In 1959, after two years in the Marine Corps, Mr. Carter gave up plans to enter the Foreign Service and returned to Greenville. “We felt we owed it to Dad and the newspaper to go back there and give it a year,” he recalled in a 1977 interview with The New York Times Magazine.
It turned 17 years old. He started out as a reporter, but soon wrote editorials. He eventually became an editor and publisher, taking over from his father, who was losing his sight due to a detached retina and an old army injury that had left him blind in one eye.
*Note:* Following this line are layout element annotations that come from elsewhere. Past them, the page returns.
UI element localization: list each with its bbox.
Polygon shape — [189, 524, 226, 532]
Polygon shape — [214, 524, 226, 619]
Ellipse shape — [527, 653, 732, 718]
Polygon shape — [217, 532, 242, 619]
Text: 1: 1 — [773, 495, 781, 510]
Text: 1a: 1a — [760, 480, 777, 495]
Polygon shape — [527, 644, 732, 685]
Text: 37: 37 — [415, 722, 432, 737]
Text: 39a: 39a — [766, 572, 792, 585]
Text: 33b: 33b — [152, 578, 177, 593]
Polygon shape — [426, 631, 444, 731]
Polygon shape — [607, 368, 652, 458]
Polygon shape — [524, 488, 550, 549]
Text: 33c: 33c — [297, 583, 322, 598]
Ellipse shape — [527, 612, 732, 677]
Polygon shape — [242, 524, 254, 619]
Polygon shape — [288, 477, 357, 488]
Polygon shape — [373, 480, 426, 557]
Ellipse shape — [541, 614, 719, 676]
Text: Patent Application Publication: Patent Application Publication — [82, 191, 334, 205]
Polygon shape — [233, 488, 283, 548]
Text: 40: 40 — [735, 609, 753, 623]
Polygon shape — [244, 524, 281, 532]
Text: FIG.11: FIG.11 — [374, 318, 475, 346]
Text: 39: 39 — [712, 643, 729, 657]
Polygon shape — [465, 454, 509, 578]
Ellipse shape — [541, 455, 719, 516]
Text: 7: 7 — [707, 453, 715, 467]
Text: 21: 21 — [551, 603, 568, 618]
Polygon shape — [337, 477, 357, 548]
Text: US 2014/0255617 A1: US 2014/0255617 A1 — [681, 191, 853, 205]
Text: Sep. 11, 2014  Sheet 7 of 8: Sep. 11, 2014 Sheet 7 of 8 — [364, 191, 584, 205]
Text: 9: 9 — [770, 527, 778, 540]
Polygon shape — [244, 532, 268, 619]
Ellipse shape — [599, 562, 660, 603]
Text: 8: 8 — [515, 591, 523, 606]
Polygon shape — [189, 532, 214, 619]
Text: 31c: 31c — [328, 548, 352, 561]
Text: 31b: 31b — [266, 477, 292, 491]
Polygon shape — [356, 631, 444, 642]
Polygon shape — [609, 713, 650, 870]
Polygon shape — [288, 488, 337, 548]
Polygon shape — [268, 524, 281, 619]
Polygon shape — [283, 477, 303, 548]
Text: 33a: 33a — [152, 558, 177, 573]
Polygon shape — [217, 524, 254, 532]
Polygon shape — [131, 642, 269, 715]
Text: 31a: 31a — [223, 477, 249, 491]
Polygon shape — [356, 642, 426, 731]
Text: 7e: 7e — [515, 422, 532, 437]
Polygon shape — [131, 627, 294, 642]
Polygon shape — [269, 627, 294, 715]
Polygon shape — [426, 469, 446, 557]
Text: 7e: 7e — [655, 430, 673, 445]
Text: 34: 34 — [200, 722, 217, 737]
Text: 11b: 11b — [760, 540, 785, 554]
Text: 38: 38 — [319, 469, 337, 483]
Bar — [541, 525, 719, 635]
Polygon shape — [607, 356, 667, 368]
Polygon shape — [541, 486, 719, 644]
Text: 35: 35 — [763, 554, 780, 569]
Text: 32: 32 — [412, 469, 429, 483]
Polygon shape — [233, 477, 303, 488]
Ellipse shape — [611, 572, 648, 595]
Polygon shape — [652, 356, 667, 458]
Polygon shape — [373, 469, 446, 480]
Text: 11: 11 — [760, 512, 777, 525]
The son’s early editorials were expressions of moderation, similar to his father’s. But as civil rights struggles spread across the South in the 1960s, they grew fiercer, condemning the brutality of police who attacked nonviolent protesters and politicians who upheld white supremacy.
They were his words, but his father’s legacy.
“He had a great reputation for bravery, which he deserved,” Mr. Carter said of his father in an interview with People magazine in 1981. “And yet I never knew a time when he wasn’t afraid of the consequences of what he was writing and doing. I learned from my father what courage is really about: being afraid, but doing what you have to do.”
Mr. Carter became increasingly active in Mississippi politics, both a participant and a chronicler of the struggle for full black participation. In 1964, he worked for Lyndon B. Johnson’s successful presidential campaign. He later co-founded the Mississippi Loyalist Democrats, an amalgam of civil rights advocates that defeated the state’s white party regulars at the 1968 Democratic National Convention.
Following his work in the Carter administration and as an anchor of “Inside Story,” Mr. Carter wrote columns and articles for The Wall Street Journal, The New York Times, and other publications. He also held positions at ABC, NBC, PBS and other networks. He won another Emmy and the Edward R. Murrow Award for his documentaries.
In 1994, he became a professor of journalism at the University of Maryland and from 1998 to 2005 served as president of the Knight Foundation, a non-profit organization that supports excellence in journalism. In recent years, he has taught leadership and public policy at the University of North Carolina at Chapel Hill, where he attended.
He was the author of “The South Strikes Back” (1959), about White Citizens’ Councils formed to oppose racial integration, and “The Reagan Years” (1988).
Shivani Gonzalez contributed reporting.